ANXIETY MY OLD FRIEND

If you experience that surface level anxiety that just sort of lurks with you for the whole day, then you are not alone. Find out what helps me navigate an anxious spell...

Anxiety and I are old friends, it likes to come and visit me every once in a while. Even though feeling anxious is familiar to me, I am baffled by my need to worry each time. It’s panicky nature is smothering and I wish I knew the secrets to mastering it and banishing it from life for good.

There are bound to be lots of other folk that experience this surface level anxiety that just sort of lurks with you for the whole day. It’s like I can’t access that calm relaxed feeling, where I know everything will be okay. Currently, it’s more common for me to have a fluttery tummy, feelings of unease, sweaty palms, cotton mouth and a panicky feeling in my chest.

There are certain things I can pinpoint that are likely to be causing me more anxiety than normal, but generally everything seems to be making me feel anxious at the moment, and life is a little overwhelming.

One of the reasons my anxiety levels can be so high, is down to my wild imagination. It’s one of the things I am so thankful for as it feeds my creativity, however it is also the cause for me imagining all sorts of fanciful things happening and going wrong.

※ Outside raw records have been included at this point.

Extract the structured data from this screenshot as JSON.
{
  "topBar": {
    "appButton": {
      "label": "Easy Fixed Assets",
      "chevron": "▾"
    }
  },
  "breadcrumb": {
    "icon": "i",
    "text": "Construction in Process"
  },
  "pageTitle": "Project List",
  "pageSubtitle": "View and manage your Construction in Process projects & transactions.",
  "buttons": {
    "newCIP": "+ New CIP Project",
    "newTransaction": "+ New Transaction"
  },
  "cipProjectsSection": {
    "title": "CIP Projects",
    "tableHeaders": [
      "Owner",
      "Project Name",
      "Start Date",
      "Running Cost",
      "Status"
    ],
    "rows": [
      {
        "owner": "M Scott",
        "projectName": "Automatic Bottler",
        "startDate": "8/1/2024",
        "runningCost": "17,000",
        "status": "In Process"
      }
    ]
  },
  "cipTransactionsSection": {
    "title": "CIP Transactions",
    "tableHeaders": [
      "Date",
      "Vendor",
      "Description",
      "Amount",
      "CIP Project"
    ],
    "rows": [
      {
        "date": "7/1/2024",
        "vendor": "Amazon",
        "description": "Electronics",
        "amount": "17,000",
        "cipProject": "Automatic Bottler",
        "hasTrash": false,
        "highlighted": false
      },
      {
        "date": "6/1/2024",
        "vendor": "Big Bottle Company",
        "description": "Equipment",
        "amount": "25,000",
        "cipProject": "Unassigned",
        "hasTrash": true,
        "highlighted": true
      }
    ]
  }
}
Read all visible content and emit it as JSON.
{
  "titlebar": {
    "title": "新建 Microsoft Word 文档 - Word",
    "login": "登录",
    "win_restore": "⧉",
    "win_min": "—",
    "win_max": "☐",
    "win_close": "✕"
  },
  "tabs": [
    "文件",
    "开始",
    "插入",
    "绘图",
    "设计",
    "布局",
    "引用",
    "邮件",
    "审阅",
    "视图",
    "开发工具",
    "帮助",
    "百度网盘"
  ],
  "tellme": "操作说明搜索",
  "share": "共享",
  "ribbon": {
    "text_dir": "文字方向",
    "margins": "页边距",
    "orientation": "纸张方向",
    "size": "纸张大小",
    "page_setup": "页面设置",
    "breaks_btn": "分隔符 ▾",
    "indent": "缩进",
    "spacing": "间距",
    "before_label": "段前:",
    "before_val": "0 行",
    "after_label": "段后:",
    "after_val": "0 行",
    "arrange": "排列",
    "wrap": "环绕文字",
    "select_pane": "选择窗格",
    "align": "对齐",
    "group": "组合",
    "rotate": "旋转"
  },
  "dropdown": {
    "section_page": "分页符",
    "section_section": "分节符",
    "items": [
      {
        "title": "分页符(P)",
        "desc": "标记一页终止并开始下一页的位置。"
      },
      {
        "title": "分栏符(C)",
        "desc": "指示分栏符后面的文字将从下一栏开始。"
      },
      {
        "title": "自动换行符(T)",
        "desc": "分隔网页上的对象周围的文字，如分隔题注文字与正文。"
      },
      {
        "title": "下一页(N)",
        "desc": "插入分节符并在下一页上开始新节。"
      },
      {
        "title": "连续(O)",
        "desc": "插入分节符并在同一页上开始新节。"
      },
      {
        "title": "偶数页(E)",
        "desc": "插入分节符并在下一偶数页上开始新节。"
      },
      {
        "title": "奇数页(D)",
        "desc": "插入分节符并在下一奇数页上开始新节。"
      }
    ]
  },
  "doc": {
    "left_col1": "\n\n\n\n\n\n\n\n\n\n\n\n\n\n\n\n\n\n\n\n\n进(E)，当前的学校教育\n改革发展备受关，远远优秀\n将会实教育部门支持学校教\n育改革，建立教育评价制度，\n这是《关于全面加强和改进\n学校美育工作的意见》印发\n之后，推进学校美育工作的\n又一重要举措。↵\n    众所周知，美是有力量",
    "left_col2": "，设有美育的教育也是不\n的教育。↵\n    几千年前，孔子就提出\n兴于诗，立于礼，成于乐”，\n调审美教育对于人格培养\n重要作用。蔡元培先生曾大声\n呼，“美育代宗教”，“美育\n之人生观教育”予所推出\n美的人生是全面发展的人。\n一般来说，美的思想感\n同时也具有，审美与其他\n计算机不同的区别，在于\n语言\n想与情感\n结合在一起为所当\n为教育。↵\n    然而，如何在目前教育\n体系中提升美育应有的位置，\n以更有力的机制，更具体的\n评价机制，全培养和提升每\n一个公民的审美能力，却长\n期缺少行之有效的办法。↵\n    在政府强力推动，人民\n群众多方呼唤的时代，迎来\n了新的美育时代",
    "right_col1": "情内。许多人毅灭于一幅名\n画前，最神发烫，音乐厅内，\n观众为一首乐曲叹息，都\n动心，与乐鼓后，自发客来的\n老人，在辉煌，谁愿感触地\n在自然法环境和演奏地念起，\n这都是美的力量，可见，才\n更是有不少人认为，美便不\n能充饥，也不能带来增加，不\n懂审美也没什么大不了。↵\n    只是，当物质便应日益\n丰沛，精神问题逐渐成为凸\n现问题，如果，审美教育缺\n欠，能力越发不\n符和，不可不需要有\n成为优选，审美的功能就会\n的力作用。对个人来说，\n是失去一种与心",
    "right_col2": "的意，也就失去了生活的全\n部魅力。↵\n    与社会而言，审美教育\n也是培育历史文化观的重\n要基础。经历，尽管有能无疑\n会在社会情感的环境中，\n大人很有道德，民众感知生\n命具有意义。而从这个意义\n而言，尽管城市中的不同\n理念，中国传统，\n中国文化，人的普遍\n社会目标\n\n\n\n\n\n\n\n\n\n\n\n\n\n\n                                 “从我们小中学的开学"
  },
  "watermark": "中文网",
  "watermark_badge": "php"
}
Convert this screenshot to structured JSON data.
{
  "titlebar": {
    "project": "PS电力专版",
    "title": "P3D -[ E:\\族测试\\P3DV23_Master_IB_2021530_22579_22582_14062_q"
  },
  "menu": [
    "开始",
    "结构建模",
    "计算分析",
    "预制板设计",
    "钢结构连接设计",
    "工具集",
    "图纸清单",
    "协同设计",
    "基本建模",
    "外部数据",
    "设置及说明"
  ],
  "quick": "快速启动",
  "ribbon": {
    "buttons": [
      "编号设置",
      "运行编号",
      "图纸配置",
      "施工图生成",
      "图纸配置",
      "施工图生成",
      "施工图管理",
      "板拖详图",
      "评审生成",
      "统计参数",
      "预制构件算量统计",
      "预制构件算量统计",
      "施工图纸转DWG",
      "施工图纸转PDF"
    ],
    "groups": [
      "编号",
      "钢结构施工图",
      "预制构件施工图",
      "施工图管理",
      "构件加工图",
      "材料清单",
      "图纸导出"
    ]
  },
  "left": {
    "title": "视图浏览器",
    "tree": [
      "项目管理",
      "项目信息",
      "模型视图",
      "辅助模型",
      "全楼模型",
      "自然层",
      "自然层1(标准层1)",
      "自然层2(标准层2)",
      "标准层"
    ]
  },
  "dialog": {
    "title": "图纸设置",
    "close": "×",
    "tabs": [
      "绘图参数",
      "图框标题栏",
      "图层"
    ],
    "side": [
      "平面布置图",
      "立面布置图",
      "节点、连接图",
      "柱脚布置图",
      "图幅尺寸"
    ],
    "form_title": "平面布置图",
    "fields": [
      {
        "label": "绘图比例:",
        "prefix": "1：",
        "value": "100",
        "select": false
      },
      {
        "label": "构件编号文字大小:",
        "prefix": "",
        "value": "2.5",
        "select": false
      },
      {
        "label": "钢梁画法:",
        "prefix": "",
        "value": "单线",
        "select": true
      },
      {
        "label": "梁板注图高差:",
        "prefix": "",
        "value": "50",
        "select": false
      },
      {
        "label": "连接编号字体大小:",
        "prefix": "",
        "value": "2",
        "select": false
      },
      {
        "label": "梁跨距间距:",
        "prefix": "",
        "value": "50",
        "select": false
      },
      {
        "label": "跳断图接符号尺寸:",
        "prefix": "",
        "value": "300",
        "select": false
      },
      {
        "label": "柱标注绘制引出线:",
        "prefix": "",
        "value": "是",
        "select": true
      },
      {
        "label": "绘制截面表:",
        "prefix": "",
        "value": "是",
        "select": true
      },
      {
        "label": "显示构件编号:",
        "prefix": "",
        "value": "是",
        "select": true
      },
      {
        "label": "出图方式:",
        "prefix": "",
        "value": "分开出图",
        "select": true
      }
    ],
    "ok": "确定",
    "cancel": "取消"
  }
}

Another source of my anxiety is letting myself be vulnerable, which I understand is unavoidable if you want to live a creative and wholehearted life. Some of it is habit… it’s so easy to slip into old patterns. Every time, I have to relearn how to distance myself from the worry and remember how to feel calm and centred.

My husband pointed out something to me when we were chatting about this the other day; the anticipation of not being able to cope with something is a great source for my anxiety, and often causes more stress than the actual event itself.

When you are thinking with a clear head, it is crazy to be worried about the perceived threat of something. Plus these things are all in the future – a great reminder that living in the present moment really is such a gift and key to a happy life. Also, most importantly, history has proven that I have coped with all the things that life has thrown at me. I might not have coped with as much grace and ease as I would have liked but managed I have.

It’s also important to remember that when life hands you a difficult phase and things start to feel hard, that it is a great opportunity for growth and change.

One thing that really helps is focusing on my breath and allowing that to wash over me like a wave of calm. By breathing through my anxiety, and being really mindful of where my thoughts go, I’m just about managing to navigate this anxious spell.

Here are some things that help when I am feeling anxious…

  • One day at a time – By just focusing on what’s happening today it helps bring my mind to the present, and avoids any worries about future events.
  • Time with loved ones – Spending time with Bailey, and my husband, and lots of extra cuddles and hugs reminds me what it is to feel safe.
  • Deep breathing – This is really what saves me when I am feeling really panicky. Dropping into my breath slows down my thoughts and takes me out of my head and makes me aware of my body. Again it brings my focus right into the present moment.
  • Healthy snacks – Regularly snacking so I don’t get hungry really helps me. Leaving too long between meals makes my anxiety worse.
  • Time in nature – Once again, nature works wonders for my well-being. It helps me feel grounded and helps put everything into perspective.

I know I have to be better at trusting that it will all be okay and allowing myself to surrender to the ride that is ‘life’. But boy, that is hard to do. I would love to hear if you have any secrets for mastering anxiety; What works for you? What do you do when you are in the middle of an anxious spell?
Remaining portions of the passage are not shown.